Books, video games, girls? No, no and no. The best he could come up with was “hanging out with friends,” and he didn’t say that with much conviction.
So what do you do when you’re not playing hockey?
“I’m happy to be alone, just be in my room by myself, thinking about what I have to do next.”
‘Thinking about what I have to do next’ – this was a 17-year-old.
These days, that’s the mindset required to make it. It’s not conducive to what Marcus Aurelius would have considered a well-rounded life.
But somewhere in sports, the black swan must exist. Duvarney-Tardif was it.
Nobody in sports (or any other job) has it all, but Duvernay-Tardif came the closest that I can think of.
He comes from a Québécois family of intellectuals and adventurers. They famously spent a year sailing en famille in the Caribbean while Duvernay-Tardif was a young teenager. Why? Because why not?
Duvernay-Tardif started football late and didn’t get the advantage of top competition. He played university in Canada. The benefit he did get here was an environment where football isn’t everything. It’s not even that much of a thing.
He excelled at his studies. A preposterously athletic giant – Duvernay-Tardif is a 320-pound man who could be described as ‘lithe’ – he was taken in the subterranean portion of the draft by Kansas City. Four years later, he was an NFL starter who’d just graduated from medical school.
In the usual course of things, this is where you burn a few grafs listing sporting highlights. Won this, signed for that much, once punched a coach because he’s such a competitor. But having attained everyone else’s dream life, those would be the least compelling facts about Duvernay-Tardif.
He married his two jobs until deciding they needed an amicable divorce. During the worst of the pandemic, he quit the game to work as an orderly in a Quebec care home. Everybody loved that story. What they didn’t talk about so much was that that decision cost him his football career. When Duvernay-Tardif got back to Kansas City, he was Wally Pipped.

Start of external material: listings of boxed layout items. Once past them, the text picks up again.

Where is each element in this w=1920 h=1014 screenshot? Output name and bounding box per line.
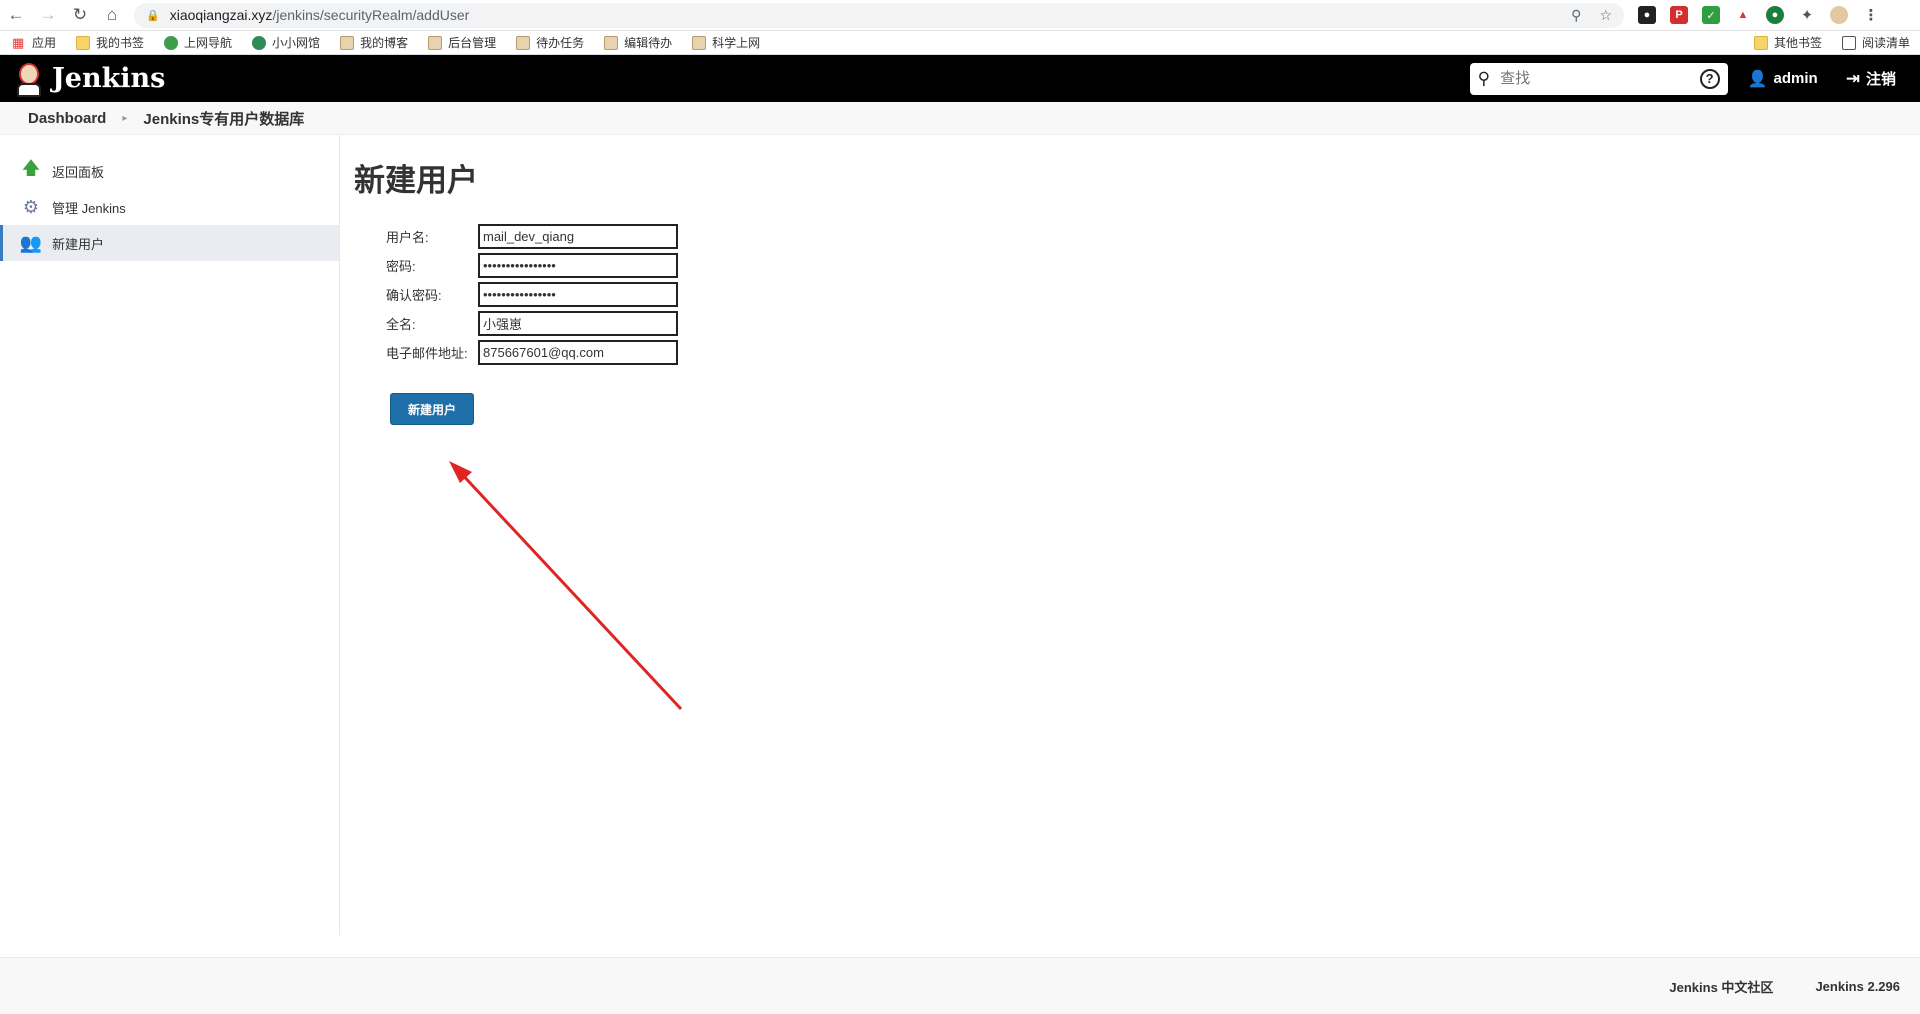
folder-icon: [76, 35, 91, 50]
fullname-field[interactable]: [478, 311, 678, 336]
menu-icon[interactable]: ⋮: [1862, 6, 1880, 24]
globe-icon[interactable]: ●: [1766, 6, 1784, 24]
page-icon: [604, 35, 619, 50]
address-bar[interactable]: 🔒 xiaoqiangzai.xyz/jenkins/securityRealm…: [134, 2, 1624, 28]
bookmark-item[interactable]: 上网导航: [164, 34, 232, 51]
bookmark-item[interactable]: 待办任务: [516, 34, 584, 51]
chevron-right-icon: ▸: [122, 112, 128, 124]
page-icon: [692, 35, 707, 50]
extension-icon[interactable]: P: [1670, 6, 1688, 24]
jenkins-header: Jenkins ⚲ ? 👤 admin ⇥ 注销: [0, 55, 1920, 102]
email-label: 电子邮件地址:: [386, 346, 468, 361]
username-field[interactable]: [478, 224, 678, 249]
password-field[interactable]: [478, 253, 678, 278]
bookmark-apps[interactable]: ▦ 应用: [12, 34, 56, 51]
reload-icon[interactable]: ↻: [64, 0, 96, 31]
form-row: 确认密码:: [386, 280, 1906, 309]
reading-list[interactable]: 阅读清单: [1841, 34, 1910, 51]
folder-icon: [1753, 35, 1768, 50]
form-row: 密码:: [386, 251, 1906, 280]
gear-icon: ⚙: [22, 196, 40, 217]
side-panel: 🡅 返回面板 ⚙ 管理 Jenkins 👥 新建用户: [0, 135, 340, 935]
page-icon: [516, 35, 531, 50]
bookmark-item[interactable]: 科学上网: [692, 34, 760, 51]
search-icon: ⚲: [1477, 68, 1491, 88]
confirm-password-field[interactable]: [478, 282, 678, 307]
bookmark-item[interactable]: 后台管理: [428, 34, 496, 51]
form-row: 全名:: [386, 309, 1906, 338]
create-user-button[interactable]: 新建用户: [390, 393, 474, 425]
form-row: 电子邮件地址:: [386, 338, 1906, 367]
breadcrumb-dashboard[interactable]: Dashboard: [28, 110, 106, 127]
sidebar-item-label: 管理 Jenkins: [52, 200, 126, 216]
sidebar-item-back-dashboard[interactable]: 🡅 返回面板: [0, 153, 339, 189]
browser-toolbar: ← → ↻ ⌂ 🔒 xiaoqiangzai.xyz/jenkins/secur…: [0, 0, 1920, 31]
key-icon[interactable]: ⚲: [1571, 7, 1581, 24]
version-link[interactable]: Jenkins 2.296: [1815, 979, 1900, 994]
user-icon: 👤: [1747, 70, 1768, 88]
search-input[interactable]: [1500, 70, 1700, 87]
page-icon: [164, 35, 179, 50]
search-box: ⚲ ?: [1469, 62, 1728, 95]
shield-icon[interactable]: ✓: [1702, 6, 1720, 24]
bookmark-item[interactable]: 我的博客: [340, 34, 408, 51]
jenkins-logo[interactable]: Jenkins: [14, 61, 165, 97]
sidebar-item-label: 返回面板: [52, 164, 105, 180]
url-path: /jenkins/securityRealm/addUser: [272, 7, 470, 23]
reading-list-icon: [1841, 35, 1856, 50]
home-icon[interactable]: ⌂: [96, 0, 128, 31]
jenkins-butler-icon: [14, 61, 44, 97]
avatar[interactable]: [1830, 6, 1848, 24]
star-icon[interactable]: ☆: [1599, 7, 1612, 24]
page-title: 新建用户: [354, 163, 478, 198]
back-icon[interactable]: ←: [0, 0, 32, 31]
extension-icon[interactable]: ●: [1638, 6, 1656, 24]
sidebar-item-new-user[interactable]: 👥 新建用户: [0, 225, 339, 261]
bookmark-item[interactable]: 我的书签: [76, 34, 144, 51]
extensions-bar: ● P ✓ ▲ ● ✦ ⋮: [1638, 6, 1880, 24]
main-area: 🡅 返回面板 ⚙ 管理 Jenkins 👥 新建用户 新建用户 用户名: 密码:…: [0, 135, 1920, 935]
page-footer: Jenkins 中文社区 Jenkins 2.296: [0, 957, 1920, 1014]
password-label: 密码:: [386, 259, 416, 274]
url-host: xiaoqiangzai.xyz: [169, 7, 273, 23]
fullname-label: 全名:: [386, 317, 416, 332]
new-user-form: 用户名: 密码: 确认密码: 全名: 电子邮件地址: 新建用户: [386, 222, 1906, 425]
page-icon: [252, 35, 267, 50]
bookmark-item[interactable]: 小小网馆: [252, 34, 320, 51]
email-field[interactable]: [478, 340, 678, 365]
breadcrumb-user-database[interactable]: Jenkins专有用户数据库: [143, 108, 304, 129]
logout-icon: ⇥: [1845, 68, 1860, 88]
sidebar-item-label: 新建用户: [52, 236, 105, 252]
community-link[interactable]: Jenkins 中文社区: [1669, 977, 1773, 996]
apps-icon: ▦: [12, 34, 25, 50]
main-panel: 新建用户 用户名: 密码: 确认密码: 全名: 电子邮件地址: 新建: [340, 135, 1920, 935]
help-icon[interactable]: ?: [1699, 68, 1720, 89]
page-icon: [428, 35, 443, 50]
forward-icon[interactable]: →: [32, 0, 64, 31]
breadcrumb: Dashboard ▸ Jenkins专有用户数据库: [0, 102, 1920, 135]
bookmark-item[interactable]: 编辑待办: [604, 34, 672, 51]
puzzle-icon[interactable]: ✦: [1798, 6, 1816, 24]
bookmark-other[interactable]: 其他书签: [1753, 34, 1822, 51]
sidebar-item-manage-jenkins[interactable]: ⚙ 管理 Jenkins: [0, 189, 339, 225]
users-icon: 👥: [19, 232, 43, 253]
extension-icon[interactable]: ▲: [1734, 6, 1752, 24]
confirm-password-label: 确认密码:: [386, 288, 442, 303]
user-menu[interactable]: 👤 admin: [1748, 69, 1818, 89]
form-row: 用户名:: [386, 222, 1906, 251]
logout-link[interactable]: ⇥ 注销: [1846, 68, 1896, 89]
username-label: 用户名:: [386, 230, 429, 245]
lock-icon: 🔒: [146, 9, 160, 22]
bookmarks-bar: ▦ 应用 我的书签 上网导航 小小网馆 我的博客 后台管理 待办任务 编辑待办 科…: [0, 31, 1920, 55]
page-icon: [340, 35, 355, 50]
up-arrow-icon: 🡅: [21, 158, 41, 178]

He never seemed the least bit bothered by that.
This week, Duvernay-Tardif retired from the game.
It didn’t get much attention beyond a news flash because he hadn’t been a starter for a couple of years. People you’d stopped hearing about are always leaving sports. They’re not worth reflection.
But this is a landmark moment.
There are other contenders, but I cannot think of a more realized or more useful athletic career. If you compile a list of the dreams people have for their children when they start in sports, no one has checked more of those boxes than the junior doctor from Montreal.

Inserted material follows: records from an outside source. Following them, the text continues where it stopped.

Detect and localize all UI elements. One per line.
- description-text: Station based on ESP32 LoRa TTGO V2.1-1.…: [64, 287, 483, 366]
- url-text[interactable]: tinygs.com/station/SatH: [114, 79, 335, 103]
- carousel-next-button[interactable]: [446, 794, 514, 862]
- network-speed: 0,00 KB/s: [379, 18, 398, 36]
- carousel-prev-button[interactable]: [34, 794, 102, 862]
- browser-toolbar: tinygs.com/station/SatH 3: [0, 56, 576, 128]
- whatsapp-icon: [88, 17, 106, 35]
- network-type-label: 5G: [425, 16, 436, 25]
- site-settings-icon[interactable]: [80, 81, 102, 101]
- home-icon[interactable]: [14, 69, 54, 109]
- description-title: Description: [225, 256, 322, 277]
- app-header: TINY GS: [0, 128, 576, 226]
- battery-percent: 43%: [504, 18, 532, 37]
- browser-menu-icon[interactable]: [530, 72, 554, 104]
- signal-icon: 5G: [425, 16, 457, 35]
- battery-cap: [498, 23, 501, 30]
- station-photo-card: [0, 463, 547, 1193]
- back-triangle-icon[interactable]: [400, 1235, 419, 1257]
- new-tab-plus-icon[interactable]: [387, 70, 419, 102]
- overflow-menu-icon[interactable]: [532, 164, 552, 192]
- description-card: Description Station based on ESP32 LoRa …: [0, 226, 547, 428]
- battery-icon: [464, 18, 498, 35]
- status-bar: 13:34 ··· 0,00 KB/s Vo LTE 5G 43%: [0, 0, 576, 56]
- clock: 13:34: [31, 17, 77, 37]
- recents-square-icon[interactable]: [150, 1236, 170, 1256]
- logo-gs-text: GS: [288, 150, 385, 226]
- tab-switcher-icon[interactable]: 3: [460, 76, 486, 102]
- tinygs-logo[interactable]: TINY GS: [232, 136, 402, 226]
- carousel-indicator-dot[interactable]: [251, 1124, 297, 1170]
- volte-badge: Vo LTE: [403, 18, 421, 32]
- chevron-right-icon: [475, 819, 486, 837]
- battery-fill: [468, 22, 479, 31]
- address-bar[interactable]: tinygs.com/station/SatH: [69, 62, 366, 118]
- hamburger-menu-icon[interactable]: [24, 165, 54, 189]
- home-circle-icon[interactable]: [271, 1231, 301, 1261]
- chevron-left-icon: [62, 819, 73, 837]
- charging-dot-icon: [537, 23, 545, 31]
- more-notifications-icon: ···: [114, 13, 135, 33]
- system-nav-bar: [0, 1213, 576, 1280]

In a more sensible world, we would say Duvernay-Tardif is the finest athlete this country has ever produced, because he leveraged the possibilities of sport to their absolute maximum. It gave him a career and a life. Instead of using that advantage to buy into a crypto business and get a Rolls-Royce in every colour, he decided to do a little good.
You want to build character in young people? Here you go. This is what that looks like. This is the model.
We don’t need more government money for high performance. We need more money for what Duvernay-Tardif has been able to manage. You want to make sports a policy goal? Tell me how you do that. Can’t tell me? Then figure it out.
Here’s a mission statement for where sports should be headed in countries lucky enough to have money to spend on its hobbies – fewer millionaires, more doctors.
One hopes Duvernay-Tardif, 32, has a long, happy life. When he goes, I wonder if winning a Super Bowl will feature in the first line of his obituary. I suspect he’ll have done too many more interesting things by then.